On to the technical, which for rights reasons they are calling “jammy biscuits” but are better known in the U.K. as jammy dodgers. A jammy dodger is a sweet bland biscuit you can pick up at any tiny supermarket for about 20p, and are frequently given to children as they are uncontroversial enough to be widely tolerated. For British adults, they spark intense, nostalgic, biscuit-y joy.

As it’s a hot day, making buttery biscuits with an intricate pattern is a nightmare for the bakers, and this section typifies why biscuit week is often underwhelming. Watching a group of people getting so worked up to produce 12 visually unimpressive little rounds feels a little cruel. When George’s efforts are criticized, he looks utterly devastated—and over something no one in their right mind would bother making from scratch.

Right at the bottom for the technical are Rochica, Crystelle and Jairzinho (not that Jairzinho seems to mind), and at the top we have Giuseppe and Jürgen. Giuseppe is proving a fantastic contender but seems doomed to always be slightly surpassed by the man he deems “the baking terminator!”.

Day two in the tent and Maggie is worried, but smiling as per usual. The bakers have to create interactive biscuit toys. Maggie and Jürgen both had toy-free childhoods: Maggie, because she was a child just after WWII, and Jürgen, because his family were too poor to afford them. But they are making a beach scene and a windmill, respectively. The televisual gods wouldn’t be cruel enough to send these two home based on bakes from toy-free childhoods, would they?

Jairzinho is attempting to redeem himself with a sailboat, Lizzie is evoking her day job with a car, and George is going all out with a motorized plane. Unfortunately, George is betraying his personal brand and it won’t be a Cyprus Airlines plane.

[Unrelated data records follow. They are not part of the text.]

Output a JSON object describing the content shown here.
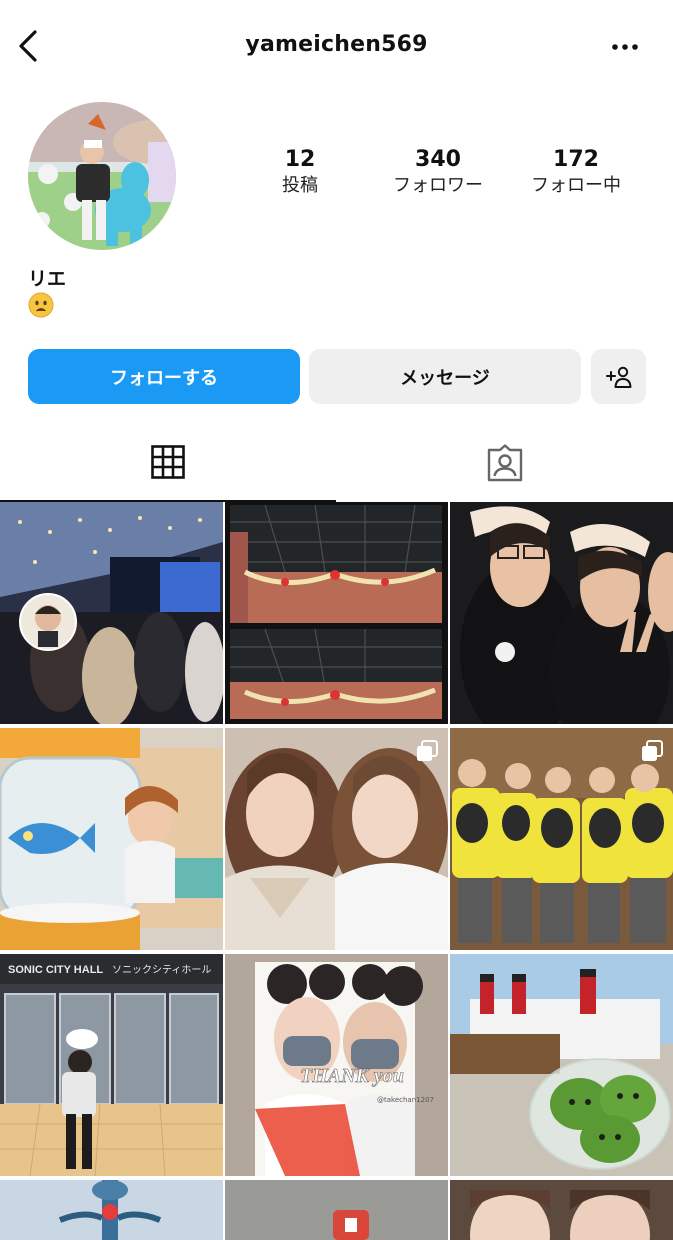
{
  "header": {
    "username": "yameichen569",
    "back_icon": "chevron-left-icon",
    "more_icon": "ellipsis-icon"
  },
  "profile": {
    "display_name": "リエ",
    "bio_emoji": "frowning-face-emoji",
    "stats": [
      {
        "key": "posts",
        "value": "12",
        "label": "投稿"
      },
      {
        "key": "followers",
        "value": "340",
        "label": "フォロワー"
      },
      {
        "key": "following",
        "value": "172",
        "label": "フォロー中"
      }
    ]
  },
  "actions": {
    "follow_label": "フォローする",
    "message_label": "メッセージ",
    "suggest_icon": "add-person-icon"
  },
  "tabs": [
    {
      "name": "posts-grid",
      "icon": "grid-icon",
      "active": true
    },
    {
      "name": "tagged",
      "icon": "tagged-person-icon",
      "active": false
    }
  ],
  "grid": {
    "tiles": [
      {
        "name": "photo-night-plaza"
      },
      {
        "name": "photo-christmas-garland-station"
      },
      {
        "name": "photo-friends-mickey-ears"
      },
      {
        "name": "photo-snow-globe-fish"
      },
      {
        "name": "photo-selfie-two-girls",
        "multi": true
      },
      {
        "name": "photo-group-yellow-shirts",
        "multi": true
      },
      {
        "name": "photo-sonic-city-hall"
      },
      {
        "name": "photo-thank-you-couple"
      },
      {
        "name": "photo-ship-green-buns"
      },
      {
        "name": "photo-partial-lamp"
      },
      {
        "name": "photo-partial-sign"
      },
      {
        "name": "photo-partial-selfie"
      }
    ],
    "thank_you_text": "THANK you",
    "sign_text": "SONIC CITY HALL",
    "sign_text_jp": "ソニックシティホール",
    "tag_text": "@takechan1207"
  },
  "colors": {
    "accent": "#1a9af5",
    "secondary_button": "#efefef"
  }
}
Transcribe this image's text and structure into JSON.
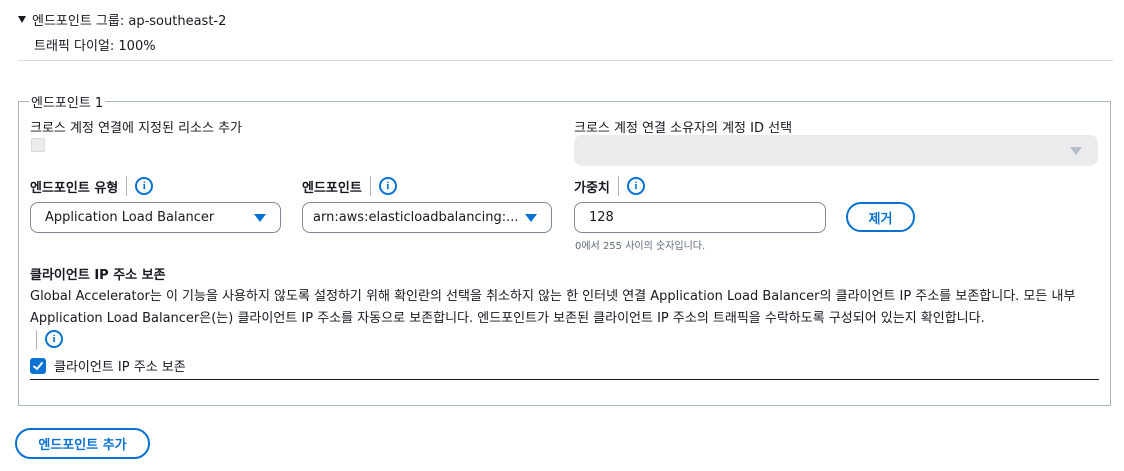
{
  "group": {
    "title": "엔드포인트 그룹: ap-southeast-2",
    "traffic_dial": "트래픽 다이얼: 100%"
  },
  "endpoint": {
    "legend": "엔드포인트 1",
    "cross_account_label": "크로스 계정 연결에 지정된 리소스 추가",
    "cross_account_owner_label": "크로스 계정 연결 소유자의 계정 ID 선택",
    "type_label": "엔드포인트 유형",
    "type_value": "Application Load Balancer",
    "endpoint_label": "엔드포인트",
    "endpoint_value": "arn:aws:elasticloadbalancing:...",
    "weight_label": "가중치",
    "weight_value": "128",
    "weight_hint": "0에서 255 사이의 숫자입니다.",
    "remove_button": "제거",
    "client_ip_heading": "클라이언트 IP 주소 보존",
    "client_ip_desc_1": "Global Accelerator는 이 기능을 사용하지 않도록 설정하기 위해 확인란의 선택을 취소하지 않는 한 인터넷 연결 Application Load Balancer의 클라이언트 IP 주소를 보존합니다. 모든 내부",
    "client_ip_desc_2": "Application Load Balancer은(는) 클라이언트 IP 주소를 자동으로 보존합니다. 엔드포인트가 보존된 클라이언트 IP 주소의 트래픽을 수락하도록 구성되어 있는지 확인합니다.",
    "client_ip_checkbox_label": "클라이언트 IP 주소 보존",
    "client_ip_checked": true
  },
  "add_endpoint_button": "엔드포인트 추가",
  "colors": {
    "accent": "#0972d3",
    "text": "#16191f",
    "border": "#7d8998",
    "disabled": "#e9ebed"
  }
}
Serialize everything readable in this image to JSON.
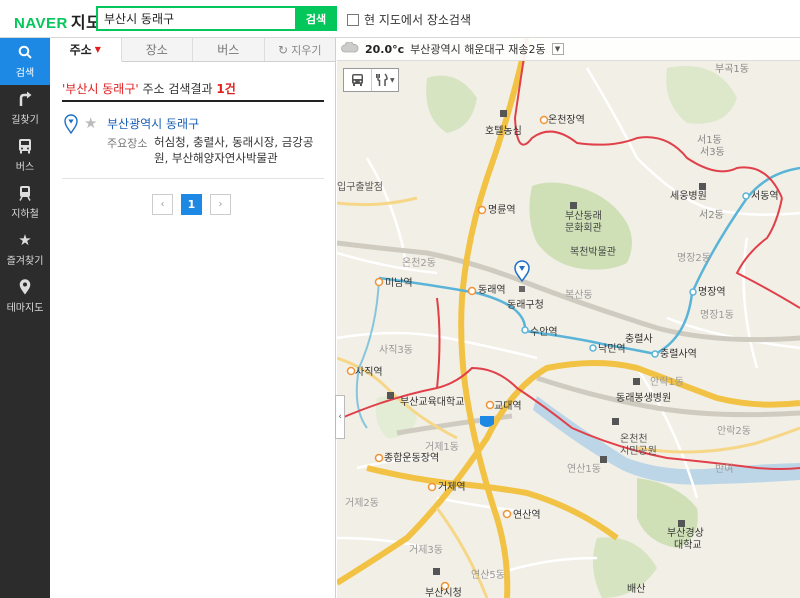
{
  "header": {
    "logo": "NAVER",
    "logo_sub": "지도",
    "search_value": "부산시 동래구",
    "search_button": "검색",
    "current_map_search_label": "현 지도에서 장소검색"
  },
  "leftnav": [
    {
      "label": "검색",
      "icon": "search-icon",
      "active": true
    },
    {
      "label": "길찾기",
      "icon": "turn-arrow-icon",
      "active": false
    },
    {
      "label": "버스",
      "icon": "bus-icon",
      "active": false
    },
    {
      "label": "지하철",
      "icon": "subway-icon",
      "active": false
    },
    {
      "label": "즐겨찾기",
      "icon": "star-icon",
      "active": false
    },
    {
      "label": "테마지도",
      "icon": "map-pin-icon",
      "active": false
    }
  ],
  "tabs": {
    "address": "주소",
    "place": "장소",
    "bus": "버스",
    "reset": "지우기"
  },
  "result": {
    "query": "'부산시 동래구'",
    "suffix": " 주소 검색결과 ",
    "count": "1건",
    "place_name": "부산광역시 동래구",
    "major_label": "주요장소",
    "major_places": "허심청, 충렬사, 동래시장, 금강공원, 부산해양자연사박물관"
  },
  "pager": {
    "prev": "‹",
    "current": "1",
    "next": "›"
  },
  "weather": {
    "temp": "20.0°c",
    "location": "부산광역시 해운대구 재송2동"
  },
  "map": {
    "labels": {
      "bugok1": "부곡1동",
      "oncheon_station": "온천장역",
      "hotel_nongsim": "호텔농심",
      "seo1": "서1동",
      "seo3": "서3동",
      "seoul_gate": "입구출발점",
      "myeongnyun_station": "명륜역",
      "museum_top": "부산동래",
      "museum_mid": "문화회관",
      "bokcheon": "복천박물관",
      "seoul_hospital": "세웅병원",
      "seodong_station": "서동역",
      "seo2": "서2동",
      "oncheon2": "온천2동",
      "myeongjang2": "명장2동",
      "minam_station": "미남역",
      "dongnae_station": "동래역",
      "office": "동래구청",
      "boksan": "복산동",
      "myeongjang_station": "명장역",
      "myeongjang1": "명장1동",
      "suan_station": "수안역",
      "chungnyeolsa": "충렬사",
      "nakmin_station": "낙민역",
      "chungnyeolsa_station": "충렬사역",
      "sajik3": "사직3동",
      "sajik_station": "사직역",
      "anrak1": "안락1동",
      "university": "부산교육대학교",
      "kyodae_station": "교대역",
      "bongseng": "동래봉생병원",
      "anrak2": "안락2동",
      "geoje1": "거제1동",
      "oncheoncheon": "온천천",
      "citizen_park": "시민공원",
      "sports_complex": "종합운동장역",
      "yeonsan1": "연산1동",
      "geoje2": "거제2동",
      "geoje_station": "거제역",
      "banyeo": "반여",
      "yeonsan_station": "연산역",
      "geoje3": "거제3동",
      "gyeongsang_top": "부산경상",
      "gyeongsang_mid": "대학교",
      "yeonsan5": "연산5동",
      "busan_city_hall": "부산시청",
      "bansan": "배산"
    }
  },
  "colors": {
    "naver_green": "#03c75a",
    "accent_blue": "#1e88e5",
    "highlight_red": "#e02020",
    "boundary_red": "#e0404a",
    "road_yellow": "#f2c244",
    "subway_line": "#5ab4d8"
  }
}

As an engineer this seems like a challenge that Giuseppe might finally be able to surpass Jürgen in, but he’s going for a slightly unambitious board game. Freya and Amanda are both making rocking horses. But unlike every single other baker making their biscuits out of ginger bread, Amanda is making sugar cookies. What Amanda doesn’t realize that when it comes to biscuit sculptures, in life or on Bake Off, it’s ALL about structural integrity. If you want something delicious, no one is reaching for a gingerbread windmill—it’s about the spectacle!

The showstopper baking is a stressful watch, with George, Maggie, and Amanda’s nerves making for uncomfortable viewing. When the inevitable happens, and Amanda’s beautiful rocking horse falls to pieces, it’s heartbreaking, but why didn’t she lay it down sideways?! Surely, flat on its side and intact is better than the sad crumble of childhood dreams that she eventually presents.

The best of the bunch are George’s spinning airplane in cotton candy clouds, Crystelle’s vanity case complete with mirror, Freya’s upright vegan rocking horse, Giuseppe’s refined board game and, of course, Jürgen’s windmill is a towering, fully operational masterpiece.

Less impressive is poor Maggie’s clunky beach scene, but even through the tears of disappointment she’s able to keep smiling. Jairzinho’s sailboat does actually get finished but the results are pretty underwhelming.

It’s down for Matt to announce the star baker and it’s everyone’s favorite trombone playing German… JÜRGEN FOR THE SECOND WEEK IN A ROW! Meanwhile lovely laidback Jairzinho’s boat wasn’t enough to save him, and his time in the tent has come to an end. His soothing presence will be missed.

Next week: Bread! Where the warm temperatures in the tent will work in their favor for once.

Stray Observations

  • I thought I may have misheard Prue Leith being South African and upon googling it turns out she is! Born in Cape Town in 1940 her father worked for African Explosives…. Okay, this seems like a dark rabbit hole, I’m going to stop there.
  • Paul telling Amanda that if her rocking horse had stayed upright it would have been the “best ever” seemed unnecessarily cruel.
  • Current theory is Lizzie doesn’t care at all about baking, she’s just on the show to launch her dog’s Instagram influencer career.
  • Jürgen’s family pick up the phone this week! I suspect it won’t be the last time he calls them to say he’s star baker.